What is Passive scan only?

Automated security scanners that check your live store passively — inspecting HTTP headers, TLS certificates, cookies, and DNS records — can only see what is publicly visible without logging in or submitting forms. They cannot detect deeper vulnerabilities like SQL injection, broken authentication, insecure API endpoints, or business-logic flaws. Dynamic Application Security Testing (DAST) tools, such as OWASP ZAP, actively probe a running copy of your application the way a real attacker would — sending crafted requests, testing login flows, and fuzzing inputs — to surface vulnerabilities a passive scan will never find. Running DAST against a staging environment (never your live store) gives you a much more complete security picture before code reaches customers.

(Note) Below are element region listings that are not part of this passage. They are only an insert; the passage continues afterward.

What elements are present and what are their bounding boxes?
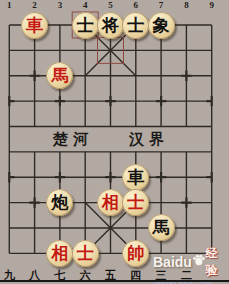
red-chariot[interactable]: 車 — [21, 12, 48, 39]
black-advisor[interactable]: 士 — [72, 12, 99, 39]
black-chariot[interactable]: 車 — [122, 164, 149, 191]
xiangqi-board-screenshot: 123456789 九八七六五四三二一 楚河 汉界 車士将士象馬車炮相士馬相士帥… — [0, 0, 229, 284]
river-label-left: 楚河 — [53, 130, 93, 149]
point-marker-icon — [9, 172, 14, 182]
baidu-watermark: Baidu 经验 jingyan.baidu.com — [153, 245, 229, 284]
black-elephant[interactable]: 象 — [148, 12, 175, 39]
red-advisor[interactable]: 士 — [72, 240, 99, 267]
bottom-border-line — [0, 280, 229, 282]
file-label-top-1: 1 — [2, 0, 16, 11]
baidu-paw-icon — [193, 254, 205, 266]
point-marker-icon — [156, 172, 166, 182]
black-horse[interactable]: 馬 — [148, 214, 175, 241]
point-marker-icon — [181, 197, 191, 207]
red-general[interactable]: 帥 — [122, 240, 149, 267]
file-label-top-6: 6 — [129, 0, 143, 11]
point-marker-icon — [55, 172, 65, 182]
point-marker-icon — [29, 71, 39, 81]
point-marker-icon — [29, 197, 39, 207]
file-label-top-2: 2 — [28, 0, 42, 11]
red-elephant[interactable]: 相 — [97, 189, 124, 216]
black-advisor[interactable]: 士 — [122, 12, 149, 39]
watermark-suffix-text: 经验 — [206, 245, 229, 279]
point-marker-icon — [181, 71, 191, 81]
file-label-top-9: 9 — [205, 0, 219, 11]
point-marker-icon — [207, 96, 212, 106]
file-label-top-7: 7 — [154, 0, 168, 11]
watermark-brand-line: Baidu 经验 — [153, 245, 229, 279]
file-label-top-8: 8 — [179, 0, 193, 11]
point-marker-icon — [105, 96, 115, 106]
point-marker-icon — [207, 172, 212, 182]
point-marker-icon — [105, 172, 115, 182]
black-general[interactable]: 将 — [97, 12, 124, 39]
file-label-top-3: 3 — [53, 0, 67, 11]
point-marker-icon — [156, 96, 166, 106]
file-label-top-4: 4 — [78, 0, 92, 11]
point-marker-icon — [9, 96, 14, 106]
watermark-brand-text: Baidu — [153, 254, 192, 270]
river-label-right: 汉界 — [129, 130, 169, 149]
point-marker-icon — [55, 96, 65, 106]
file-label-top-5: 5 — [104, 0, 118, 11]
board-grid — [0, 0, 229, 284]
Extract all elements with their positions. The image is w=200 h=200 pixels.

Why does passive scan only matter?

Security misconfigurations and undetected vulnerabilities are the #5 risk on the OWASP Top Ten and are a leading cause of data breaches in ecommerce — exposing customer payment data, personal information, and admin credentials. A breach can result in PCI-DSS non-compliance fines, chargebacks, loss of payment-processor accounts, and severe reputational damage that directly destroys revenue. Relying solely on passive header checks leaves entire attack surfaces — checkout flows, account login, coupon logic, admin APIs — completely untested. Adding even a basic DAST scan to your pre-release checklist dramatically reduces the chance of shipping a critical vulnerability to production.

How do I fix passive scan only?

Complement passive security scans with active Dynamic Application Security Testing (DAST) against a staging copy of your store before each release.